Mam to samo, ta laktatorka wczoraj to też, że wszystkie matki karmią w nocy, że mleka nie będzie jak nie będę przynajmniej odciągać w nocy. Bo akurat ona wie najlepiej... Każda kobieta jest inna i każde dziecko jest inne, a takie generalizowanie to między bajki sobie wszyscy mogą wsadzić. W szpitalu też nic nie pokazali i wielkie halo jak o coś zapytałam, ta wczoraj też zdziwiona, że nie znam pozycji do karmienia. Przez takie zachowania właśnie ja się potem czuję jak skarcone dziecko, co to nic nie ogarnia i się zniechęcam, no bo skoro wszystkie kobiety wiedzą co i jak i ogarniają to ze mną musi być coś nie tak.
 
U nas mala po przejściu rotawirusa, zaczyna jesc mleko modyfikowane na żądanie. Czasem jej się zdarza dzien gdzie spi 3h w nocy. Czasem jest cala noc na czuwaniu. W dzień bardzo różnie. Od czasu przejscia wirusa i na mleko modyfikowane przybrała na masoe i ma drugi podbródek!;D waga przy porodzie 3750. W trakcie choroby 3500. A teraz 4200 !;) takze jest coraz większa i coraz bardziej maruda ;p a ja jestem miesiąc po porodzie i zaczynam wchodzić w swoje przedciazowe ubrania mimo ze rana po nacięciu krocza dalej sie nie goi i co tydzień mam wizyty i kontrolne usg...
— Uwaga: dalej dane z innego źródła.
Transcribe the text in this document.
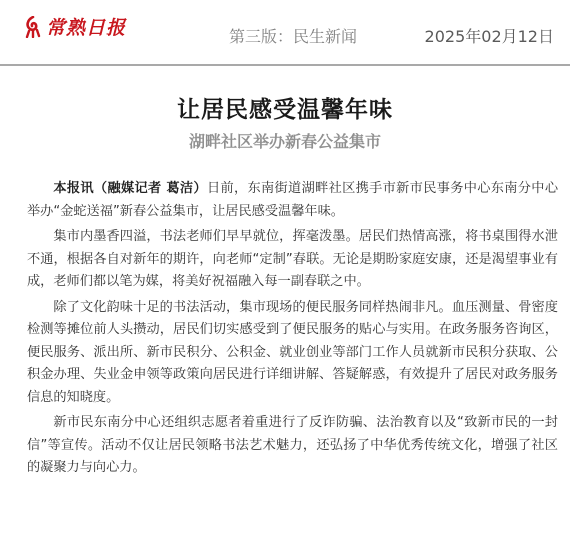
常熟日报	第三版：民生新闻	2025年02月12日
让居民感受温馨年味
湖畔社区举办新春公益集市

本报讯（融媒记者 葛洁）日前，东南街道湖畔社区携手市新市民事务中心东南分中心举办“金蛇送福”新春公益集市，让居民感受温馨年味。

集市内墨香四溢，书法老师们早早就位，挥毫泼墨。居民们热情高涨，将书桌围得水泄不通，根据各自对新年的期许，向老师“定制”春联。无论是期盼家庭安康，还是渴望事业有成，老师们都以笔为媒，将美好祝福融入每一副春联之中。

除了文化韵味十足的书法活动，集市现场的便民服务同样热闹非凡。血压测量、骨密度检测等摊位前人头攒动，居民们切实感受到了便民服务的贴心与实用。在政务服务咨询区，便民服务、派出所、新市民积分、公积金、就业创业等部门工作人员就新市民积分获取、公积金办理、失业金申领等政策向居民进行详细讲解、答疑解惑，有效提升了居民对政务服务信息的知晓度。

新市民东南分中心还组织志愿者着重进行了反诈防骗、法治教育以及“致新市民的一封信”等宣传。活动不仅让居民领略书法艺术魅力，还弘扬了中华优秀传统文化，增强了社区的凝聚力与向心力。
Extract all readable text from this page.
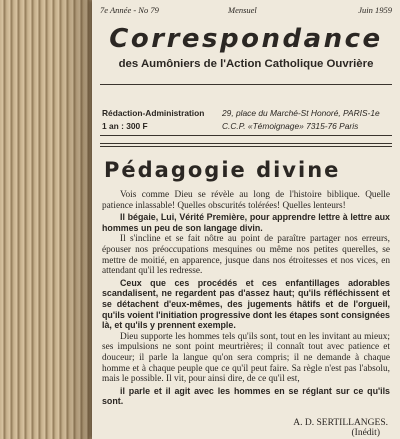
7e Année - No 79	Mensuel	Juin 1959
Correspondance
des Aumôniers de l'Action Catholique Ouvrière
Rédaction-Administration 29, place du Marché-St Honoré, PARIS-1e
1 an : 300 F	C.C.P. «Témoignage» 7315-76 Paris
Pédagogie divine

Vois comme Dieu se révèle au long de l'histoire biblique. Quelle patience inlassable! Quelles obscurités tolérées! Quelles lenteurs!

Il bégaie, Lui, Vérité Première, pour apprendre lettre à lettre aux hommes un peu de son langage divin.

Il s'incline et se fait nôtre au point de paraître partager nos erreurs, épouser nos préoccupations mesquines ou même nos petites querelles, se mettre de moitié, en apparence, jusque dans nos étroitesses et nos vices, en attendant qu'il les redresse.

Ceux que ces procédés et ces enfantillages adorables scandalisent, ne regardent pas d'assez haut; qu'ils réfléchissent et se détachent d'eux-mêmes, des jugements hâtifs et de l'orgueil, qu'ils voient l'initiation progressive dont les étapes sont consignées là, et qu'ils y prennent exemple.

Dieu supporte les hommes tels qu'ils sont, tout en les invitant au mieux; ses impulsions ne sont point meurtrières; il connaît tout avec patience et douceur; il parle la langue qu'on sera compris; il ne demande à chaque homme et à chaque peuple que ce qu'il peut faire. Sa règle n'est pas l'absolu, mais le possible. Il vit, pour ainsi dire, de ce qu'il est,

il parle et il agit avec les hommes en se réglant sur ce qu'ils sont.

A. D. SERTILLANGES.
(Inédit)
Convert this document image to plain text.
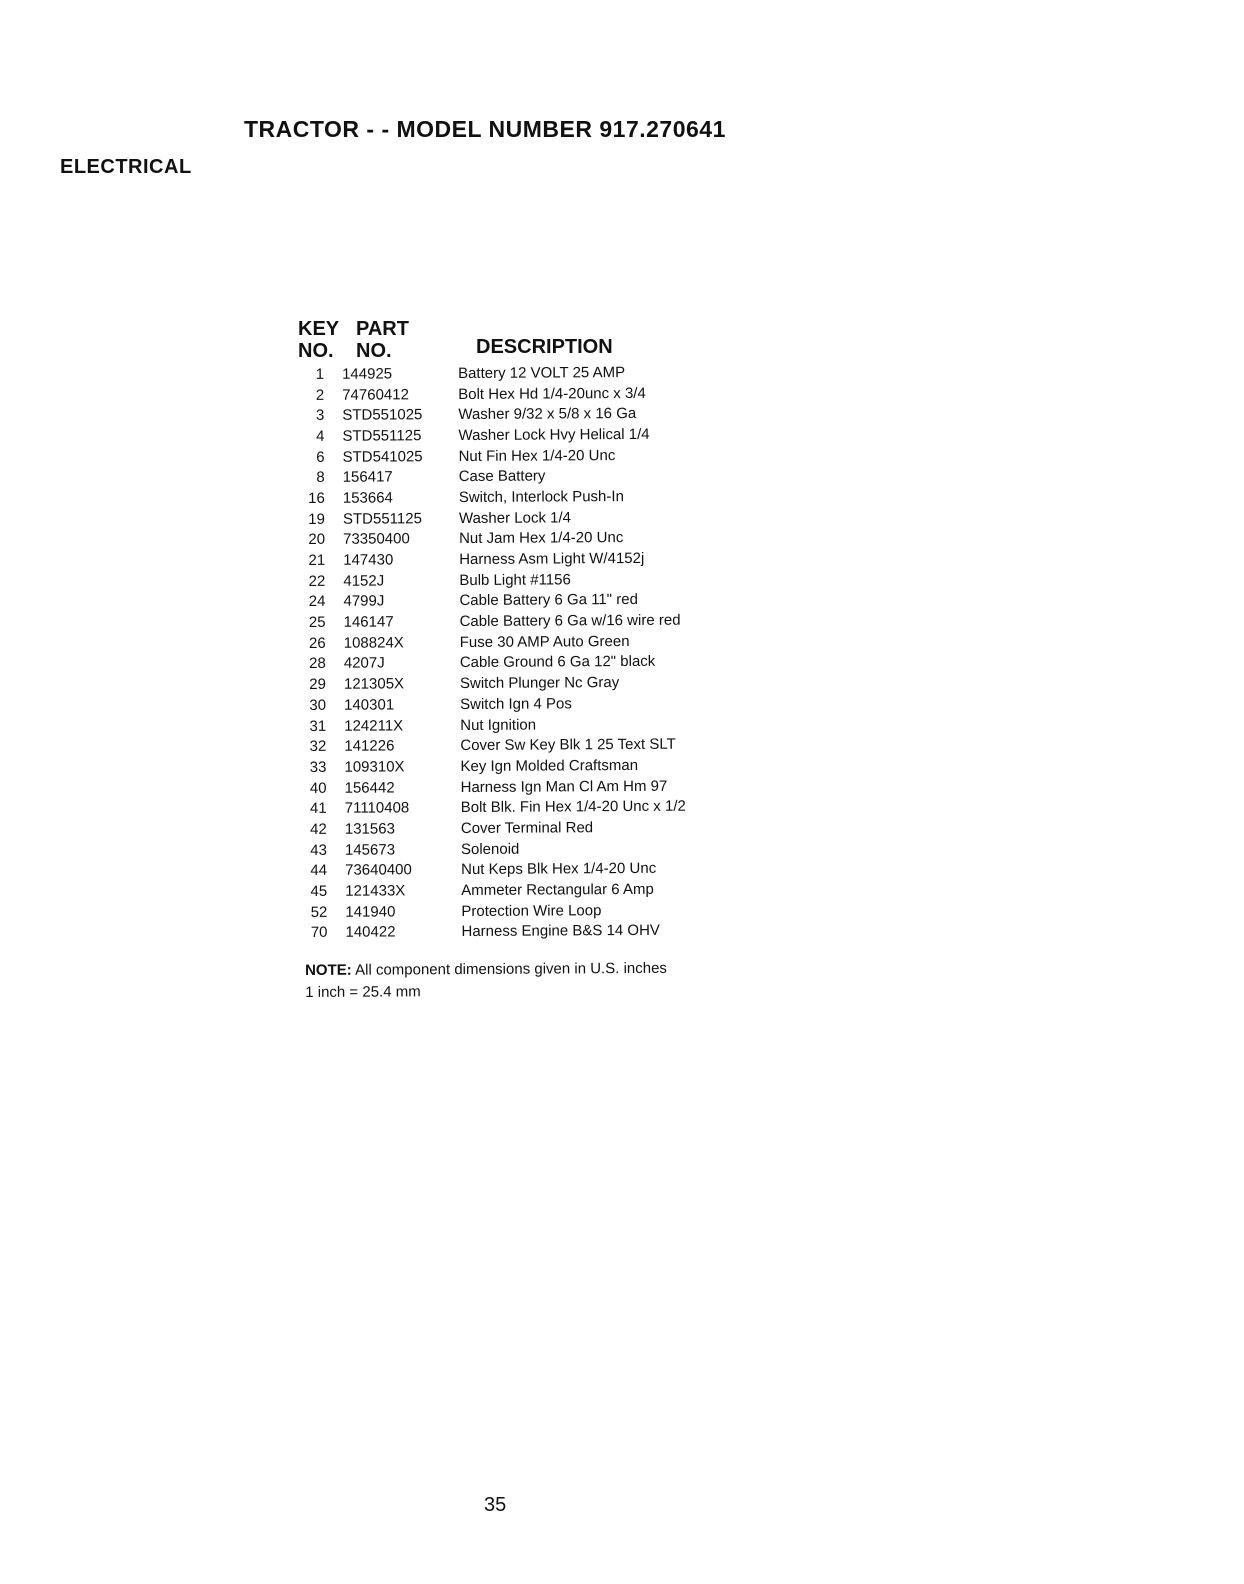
TRACTOR - - MODEL NUMBER 917.270641
ELECTRICAL
KEY
NO.
PART
NO.	DESCRIPTION
1	144925	Battery 12 VOLT 25 AMP
2	74760412	Bolt Hex Hd 1/4-20unc x 3/4
3	STD551025	Washer 9/32 x 5/8 x 16 Ga
4	STD551125	Washer Lock Hvy Helical 1/4
6	STD541025	Nut Fin Hex 1/4-20 Unc
8	156417	Case Battery
16	153664	Switch, Interlock Push-In
19	STD551125	Washer Lock 1/4
20	73350400	Nut Jam Hex 1/4-20 Unc
21	147430	Harness Asm Light W/4152j
22	4152J	Bulb Light #1156
24	4799J	Cable Battery 6 Ga 11" red
25	146147	Cable Battery 6 Ga w/16 wire red
26	108824X	Fuse 30 AMP Auto Green
28	4207J	Cable Ground 6 Ga 12" black
29	121305X	Switch Plunger Nc Gray
30	140301	Switch Ign 4 Pos
31	124211X	Nut Ignition
32	141226	Cover Sw Key Blk 1 25 Text SLT
33	109310X	Key Ign Molded Craftsman
40	156442	Harness Ign Man Cl Am Hm 97
41	71110408	Bolt Blk. Fin Hex 1/4-20 Unc x 1/2
42	131563	Cover Terminal Red
43	145673	Solenoid
44	73640400	Nut Keps Blk Hex 1/4-20 Unc
45	121433X	Ammeter Rectangular 6 Amp
52	141940	Protection Wire Loop
70	140422	Harness Engine B&S 14 OHV
NOTE: All component dimensions given in U.S. inches
1 inch = 25.4 mm
35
Zazdroszczę 😍 u mnie przedciążowe ubrania nieruszone, i tak w sumie nigdzie nie wychodzę, a jak już to te największe, luźne muszę zakładać 🥺 z wagi niewiele zeszło, a do tego wygląd brzucha pozostawia wiele do życzenia.
Mój mały też wciąż robi drugi podbródek, w ogóle wygląda jakby szyi nie miał u ma ta szyję taka tłuściutką, że jednego body dopiąć nie mogłam i śliniaki czasem mu zakładam, bo ulewa to też te mniejsze na ścisk 😁
 
Dziewczynh jak szykujecie mleko modyfikowane żeby było szybko i w odpowiedniej temperaturze ? Wode trzymacie ciagle w podgrzewaczu? Macie jakiś patent ile ml wody gorącej i wody zimnej żeby wkolo nie mierzyć temperatury? A może jakiś inny sposób?
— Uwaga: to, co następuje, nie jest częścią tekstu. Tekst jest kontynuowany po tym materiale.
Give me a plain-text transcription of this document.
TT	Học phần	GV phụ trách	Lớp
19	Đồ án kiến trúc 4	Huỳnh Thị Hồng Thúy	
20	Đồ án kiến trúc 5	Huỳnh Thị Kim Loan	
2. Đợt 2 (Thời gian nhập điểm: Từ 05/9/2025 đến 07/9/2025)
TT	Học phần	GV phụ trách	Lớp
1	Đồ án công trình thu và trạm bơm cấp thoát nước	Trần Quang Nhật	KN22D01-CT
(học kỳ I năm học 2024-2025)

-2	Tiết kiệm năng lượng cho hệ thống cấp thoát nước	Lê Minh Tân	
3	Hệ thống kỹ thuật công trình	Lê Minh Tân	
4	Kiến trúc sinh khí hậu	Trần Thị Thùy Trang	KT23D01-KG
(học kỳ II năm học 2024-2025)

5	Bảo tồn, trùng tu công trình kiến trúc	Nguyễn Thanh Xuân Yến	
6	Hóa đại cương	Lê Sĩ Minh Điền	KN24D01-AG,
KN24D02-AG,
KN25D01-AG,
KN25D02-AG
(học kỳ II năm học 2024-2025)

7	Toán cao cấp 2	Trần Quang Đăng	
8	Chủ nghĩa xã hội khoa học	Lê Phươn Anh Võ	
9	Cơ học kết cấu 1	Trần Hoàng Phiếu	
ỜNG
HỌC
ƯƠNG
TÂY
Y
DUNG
Mi się wydaje, że zbyt wiele czasu mi to zajmuje, zwłaszcza jak mały się drze, ale nie idzie szybciej 🤷 a robię tak, że do butelki wlewam 1/3 wrzątku, dolewam resztę przestudzonej, przegotowanej wody (mam odlane w szklance), dodane proszek i mieszam 😉 nie mam podgrzewacza, ale siostra sobie bardzo chwaliła.